Mr Hunt said the clinics would take "all comers" and distribute more than 1000 jabs each week.
More than 1000 general practices will join Australia's vaccination program from next week despite doctors' concerns they're short on doses. This will increase to 4000 clinics by the end of April as part of the rollout's next phase.
Mr Hunt conceded smaller general practices would need to focus on their own patients first before expanding to others.
"But the Commonwealth vaccination clinics that are coming online today will take all patients," he told ABC radio on Thursday.
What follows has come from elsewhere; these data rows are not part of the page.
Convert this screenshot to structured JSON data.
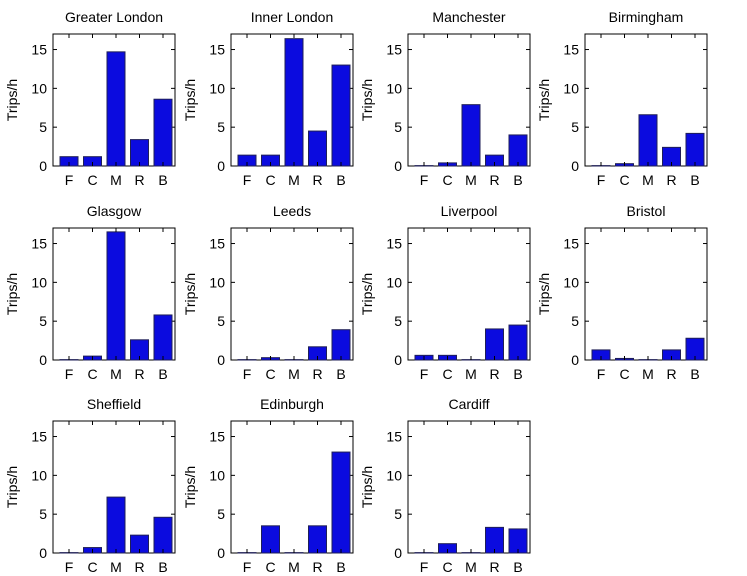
{
  "colors": {
    "bar_fill": "#0b0bdf",
    "bar_stroke": "#1f1f57",
    "axis": "#000000",
    "background": "#ffffff"
  },
  "chart_data": [
    {
      "type": "bar",
      "title": "Greater London",
      "categories": [
        "F",
        "C",
        "M",
        "R",
        "B"
      ],
      "values": [
        1.2,
        1.2,
        14.7,
        3.4,
        8.6
      ],
      "ylabel": "Trips/h",
      "xlabel": "",
      "ylim": [
        0,
        17
      ],
      "yticks": [
        "0",
        "5",
        "10",
        "15"
      ]
    },
    {
      "type": "bar",
      "title": "Inner London",
      "categories": [
        "F",
        "C",
        "M",
        "R",
        "B"
      ],
      "values": [
        1.4,
        1.4,
        16.4,
        4.5,
        13.0
      ],
      "ylabel": "Trips/h",
      "xlabel": "",
      "ylim": [
        0,
        17
      ],
      "yticks": [
        "0",
        "5",
        "10",
        "15"
      ]
    },
    {
      "type": "bar",
      "title": "Manchester",
      "categories": [
        "F",
        "C",
        "M",
        "R",
        "B"
      ],
      "values": [
        0.05,
        0.4,
        7.9,
        1.4,
        4.0
      ],
      "ylabel": "Trips/h",
      "xlabel": "",
      "ylim": [
        0,
        17
      ],
      "yticks": [
        "0",
        "5",
        "10",
        "15"
      ]
    },
    {
      "type": "bar",
      "title": "Birmingham",
      "categories": [
        "F",
        "C",
        "M",
        "R",
        "B"
      ],
      "values": [
        0.05,
        0.3,
        6.6,
        2.4,
        4.2
      ],
      "ylabel": "Trips/h",
      "xlabel": "",
      "ylim": [
        0,
        17
      ],
      "yticks": [
        "0",
        "5",
        "10",
        "15"
      ]
    },
    {
      "type": "bar",
      "title": "Glasgow",
      "categories": [
        "F",
        "C",
        "M",
        "R",
        "B"
      ],
      "values": [
        0.05,
        0.5,
        16.5,
        2.6,
        5.8
      ],
      "ylabel": "Trips/h",
      "xlabel": "",
      "ylim": [
        0,
        17
      ],
      "yticks": [
        "0",
        "5",
        "10",
        "15"
      ]
    },
    {
      "type": "bar",
      "title": "Leeds",
      "categories": [
        "F",
        "C",
        "M",
        "R",
        "B"
      ],
      "values": [
        0.05,
        0.3,
        0.05,
        1.7,
        3.9
      ],
      "ylabel": "Trips/h",
      "xlabel": "",
      "ylim": [
        0,
        17
      ],
      "yticks": [
        "0",
        "5",
        "10",
        "15"
      ]
    },
    {
      "type": "bar",
      "title": "Liverpool",
      "categories": [
        "F",
        "C",
        "M",
        "R",
        "B"
      ],
      "values": [
        0.6,
        0.6,
        0.05,
        4.0,
        4.5
      ],
      "ylabel": "Trips/h",
      "xlabel": "",
      "ylim": [
        0,
        17
      ],
      "yticks": [
        "0",
        "5",
        "10",
        "15"
      ]
    },
    {
      "type": "bar",
      "title": "Bristol",
      "categories": [
        "F",
        "C",
        "M",
        "R",
        "B"
      ],
      "values": [
        1.3,
        0.2,
        0.05,
        1.3,
        2.8
      ],
      "ylabel": "Trips/h",
      "xlabel": "",
      "ylim": [
        0,
        17
      ],
      "yticks": [
        "0",
        "5",
        "10",
        "15"
      ]
    },
    {
      "type": "bar",
      "title": "Sheffield",
      "categories": [
        "F",
        "C",
        "M",
        "R",
        "B"
      ],
      "values": [
        0.05,
        0.7,
        7.2,
        2.3,
        4.6
      ],
      "ylabel": "Trips/h",
      "xlabel": "",
      "ylim": [
        0,
        17
      ],
      "yticks": [
        "0",
        "5",
        "10",
        "15"
      ]
    },
    {
      "type": "bar",
      "title": "Edinburgh",
      "categories": [
        "F",
        "C",
        "M",
        "R",
        "B"
      ],
      "values": [
        0.05,
        3.5,
        0.05,
        3.5,
        13.0
      ],
      "ylabel": "Trips/h",
      "xlabel": "",
      "ylim": [
        0,
        17
      ],
      "yticks": [
        "0",
        "5",
        "10",
        "15"
      ]
    },
    {
      "type": "bar",
      "title": "Cardiff",
      "categories": [
        "F",
        "C",
        "M",
        "R",
        "B"
      ],
      "values": [
        0.05,
        1.2,
        0.05,
        3.3,
        3.1
      ],
      "ylabel": "Trips/h",
      "xlabel": "",
      "ylim": [
        0,
        17
      ],
      "yticks": [
        "0",
        "5",
        "10",
        "15"
      ]
    }
  ]
}
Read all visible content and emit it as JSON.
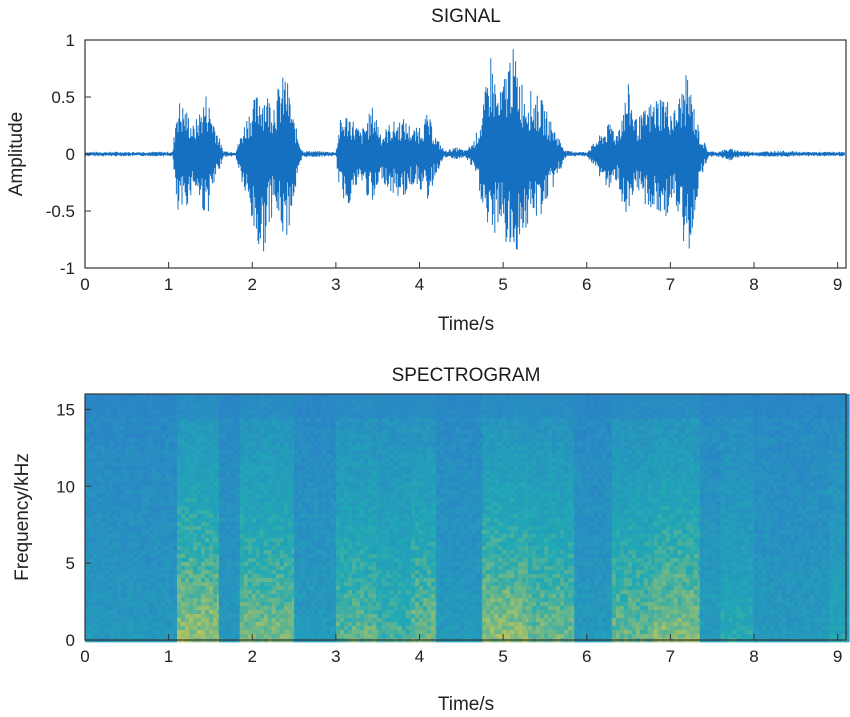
{
  "colors": {
    "waveform": "#1670c2",
    "axes": "#333333",
    "spectrogram_low": "#2b83c7",
    "spectrogram_mid": "#21a9b4",
    "spectrogram_high": "#e3cc45"
  },
  "chart_data": [
    {
      "type": "line",
      "title": "SIGNAL",
      "xlabel": "Time/s",
      "ylabel": "Amplitude",
      "xlim": [
        0,
        9.1
      ],
      "ylim": [
        -1,
        1
      ],
      "x_ticks": [
        0,
        1,
        2,
        3,
        4,
        5,
        6,
        7,
        8,
        9
      ],
      "y_ticks": [
        1,
        0.5,
        0,
        -0.5,
        -1
      ],
      "x_tick_labels": [
        "0",
        "1",
        "2",
        "3",
        "4",
        "5",
        "6",
        "7",
        "8",
        "9"
      ],
      "y_tick_labels": [
        "1",
        "0.5",
        "0",
        "-0.5",
        "-1"
      ],
      "grid": false,
      "envelope": {
        "t": [
          0,
          1.05,
          1.1,
          1.2,
          1.3,
          1.45,
          1.55,
          1.65,
          1.8,
          1.95,
          2.1,
          2.25,
          2.4,
          2.5,
          2.6,
          3.0,
          3.05,
          3.15,
          3.3,
          3.45,
          3.55,
          3.65,
          3.8,
          3.95,
          4.1,
          4.2,
          4.3,
          4.45,
          4.55,
          4.65,
          4.75,
          4.85,
          4.95,
          5.1,
          5.25,
          5.45,
          5.6,
          5.75,
          5.9,
          6.0,
          6.3,
          6.35,
          6.5,
          6.6,
          6.75,
          6.9,
          7.05,
          7.2,
          7.35,
          7.45,
          7.55,
          7.7,
          7.85,
          8.0,
          8.3,
          8.6,
          9.1
        ],
        "upper": [
          0.02,
          0.02,
          0.5,
          0.42,
          0.25,
          0.55,
          0.3,
          0.03,
          0.02,
          0.38,
          0.6,
          0.5,
          0.74,
          0.3,
          0.03,
          0.02,
          0.3,
          0.38,
          0.2,
          0.44,
          0.18,
          0.28,
          0.32,
          0.22,
          0.36,
          0.15,
          0.03,
          0.06,
          0.03,
          0.12,
          0.35,
          0.92,
          0.5,
          0.98,
          0.6,
          0.5,
          0.25,
          0.03,
          0.02,
          0.02,
          0.3,
          0.18,
          0.62,
          0.3,
          0.45,
          0.55,
          0.4,
          0.72,
          0.2,
          0.03,
          0.02,
          0.05,
          0.03,
          0.02,
          0.03,
          0.02,
          0.02
        ],
        "lower": [
          -0.02,
          -0.02,
          -0.6,
          -0.5,
          -0.3,
          -0.58,
          -0.3,
          -0.03,
          -0.02,
          -0.5,
          -0.98,
          -0.5,
          -0.8,
          -0.4,
          -0.03,
          -0.02,
          -0.38,
          -0.45,
          -0.25,
          -0.5,
          -0.22,
          -0.35,
          -0.4,
          -0.25,
          -0.42,
          -0.18,
          -0.03,
          -0.05,
          -0.03,
          -0.15,
          -0.45,
          -0.85,
          -0.6,
          -0.98,
          -0.7,
          -0.55,
          -0.3,
          -0.03,
          -0.02,
          -0.02,
          -0.38,
          -0.22,
          -0.68,
          -0.35,
          -0.5,
          -0.6,
          -0.45,
          -0.98,
          -0.25,
          -0.03,
          -0.02,
          -0.06,
          -0.03,
          -0.02,
          -0.03,
          -0.02,
          -0.02
        ]
      }
    },
    {
      "type": "heatmap",
      "title": "SPECTROGRAM",
      "xlabel": "Time/s",
      "ylabel": "Frequency/kHz",
      "xlim": [
        0,
        9.1
      ],
      "ylim": [
        0,
        16
      ],
      "x_ticks": [
        0,
        1,
        2,
        3,
        4,
        5,
        6,
        7,
        8,
        9
      ],
      "y_ticks": [
        15,
        10,
        5,
        0
      ],
      "x_tick_labels": [
        "0",
        "1",
        "2",
        "3",
        "4",
        "5",
        "6",
        "7",
        "8",
        "9"
      ],
      "y_tick_labels": [
        "15",
        "10",
        "5",
        "0"
      ],
      "grid": false,
      "energy_columns": [
        {
          "t": [
            0.0,
            1.1
          ],
          "level": 0.28
        },
        {
          "t": [
            1.1,
            1.6
          ],
          "level": 0.82
        },
        {
          "t": [
            1.6,
            1.85
          ],
          "level": 0.3
        },
        {
          "t": [
            1.85,
            2.5
          ],
          "level": 0.75
        },
        {
          "t": [
            2.5,
            3.0
          ],
          "level": 0.32
        },
        {
          "t": [
            3.0,
            3.5
          ],
          "level": 0.68
        },
        {
          "t": [
            3.5,
            3.9
          ],
          "level": 0.6
        },
        {
          "t": [
            3.9,
            4.2
          ],
          "level": 0.72
        },
        {
          "t": [
            4.2,
            4.75
          ],
          "level": 0.32
        },
        {
          "t": [
            4.75,
            5.3
          ],
          "level": 0.8
        },
        {
          "t": [
            5.3,
            5.85
          ],
          "level": 0.72
        },
        {
          "t": [
            5.85,
            6.3
          ],
          "level": 0.3
        },
        {
          "t": [
            6.3,
            6.8
          ],
          "level": 0.7
        },
        {
          "t": [
            6.8,
            7.35
          ],
          "level": 0.78
        },
        {
          "t": [
            7.35,
            7.6
          ],
          "level": 0.35
        },
        {
          "t": [
            7.6,
            8.0
          ],
          "level": 0.5
        },
        {
          "t": [
            8.0,
            8.9
          ],
          "level": 0.3
        },
        {
          "t": [
            8.9,
            9.1
          ],
          "level": 0.45
        }
      ]
    }
  ]
}
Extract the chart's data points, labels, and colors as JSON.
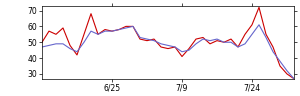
{
  "red_y": [
    50,
    57,
    55,
    59,
    48,
    42,
    55,
    68,
    55,
    58,
    57,
    58,
    60,
    60,
    52,
    51,
    52,
    47,
    46,
    47,
    41,
    46,
    52,
    53,
    49,
    51,
    50,
    52,
    47,
    55,
    61,
    72,
    55,
    47,
    35,
    30,
    27
  ],
  "blue_y": [
    47,
    48,
    49,
    49,
    46,
    44,
    50,
    57,
    55,
    57,
    57,
    58,
    59,
    60,
    53,
    52,
    51,
    49,
    48,
    47,
    44,
    45,
    49,
    52,
    51,
    52,
    50,
    50,
    47,
    49,
    55,
    61,
    53,
    44,
    38,
    32,
    27
  ],
  "xtick_positions": [
    10,
    20,
    30
  ],
  "xtick_labels": [
    "6/25",
    "7/9",
    "7/24"
  ],
  "ytick_positions": [
    30,
    40,
    50,
    60,
    70
  ],
  "ytick_labels": [
    "30",
    "40",
    "50",
    "60",
    "70"
  ],
  "ylim": [
    27,
    73
  ],
  "xlim": [
    0,
    36
  ],
  "red_color": "#cc0000",
  "blue_color": "#6666cc",
  "bg_color": "#ffffff",
  "linewidth": 0.8
}
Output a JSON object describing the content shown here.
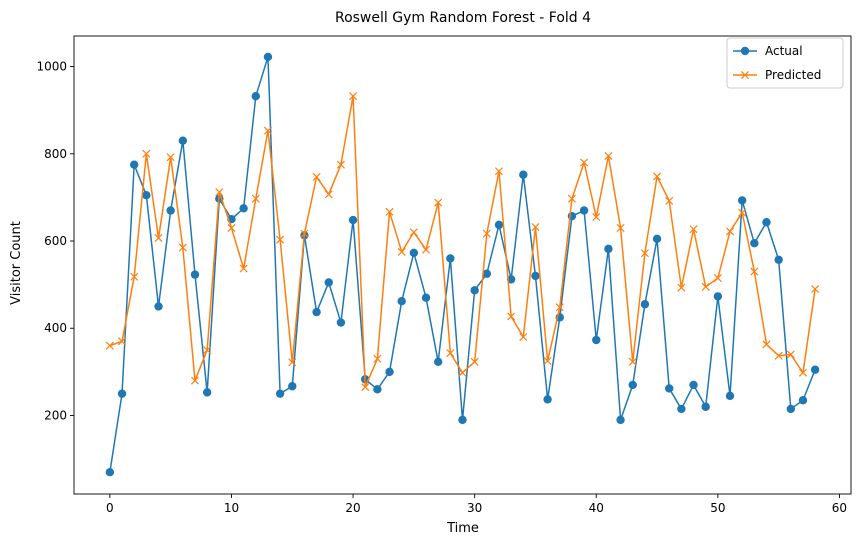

"And with over 100 around the country, that's a very important addition. And they'll have, on average, close to a thousand vaccines a week and so that expands the capacity very significantly."
Australia's medicines regulator says there are no specific problems around either of the two COVID-19 vaccines, as GPs gear up for the next phase of the rollout.
The Therapeutic Goods Administration says it has received 19 reports of anaphylaxis - a form of allergic reaction - nationally, 14 of which followed the Pfizer vaccine and five followed the AstraZeneca vaccine.
As of March 15, the TGA had not received any reports of blood clots following the use of the AstraZeneca vaccine, which at least 17 countries are currently investigating while suspending or delaying the vaccine's use.
"We certainly don't believe there is any specific problem around either AstraZeneca or Pfizer COVID vaccines," the TGA's Professor John Skerritt said.
So far 204,000 Australians have been vaccinated, including 45,000 in aged care.
The next phase is set to begin on March 22, targeting people aged over 70, emergency workers and a range of other vulnerable groups.
Almost 12 million people had been vaccinated with the AstraZeneca jab in the UK without any evidence of blood clots. Allergic reactions had been extremely rare, with no cause for concern for people with no history of anaphylaxis.
The TGA has examined four cases of anaphylaxis in Queensland which related to vaccines from a single batch.
"TGA testing of the batch prior to release confirmed that it was compliant with all requirements.
"This particular batch of AstraZeneca vaccine has been used extensively across the country with only one other suspected case of anaphylaxis across the entire nation."
Professor Skerritt said the regulator had expected some allergic reactions with the numbers so far in line with the global experience.
The European Medicines Authority is adamant the AstraZeneca jab is safe, saying blood clot detections broadly mirrored rates in the general population.
Meanwhile, Labor is pressuring the government over missing its own vaccination targets and the failure of booking systems for general practice vaccinations.
Australia's doctors say the federal government shouldn't give unrealistic expectations around the COVID-19 vaccine rollout after GPs were inundated with calls from patients.
The Royal Australian College of General Practitioners has urged for calm amongst patients, pleading with them not to take their frustrations out on health workers.
There have been widespread reports of GP clinics being overwhelmed by calls from "impatient" people trying to book their vaccination appointment.
RACGP President Dr Karen Price said Wednesday was "a very difficult day" for surgeries, partly because of deficiencies in the federal Health Department's online booking system.
"It is clear from the phone calls being made to general practice that the government .. needs to better communicate with the community on the vaccine rollout process, and not build unrealistic expectations, particularly at this early stage," Dr Price said.
Some patients behaved "in a disrespectful and aggressive manner" towards administrative staff answering the phones.
"I plead with all people to please be respectful when speaking to receptionists and administrative staff managing this huge volume of calls about vaccines on top of their day-to-day presentations," Dr Price said.
GPs also need assurances about the supply chain of doses well ahead of time in order to match the demand with supply, staffing and practice logistics, she added.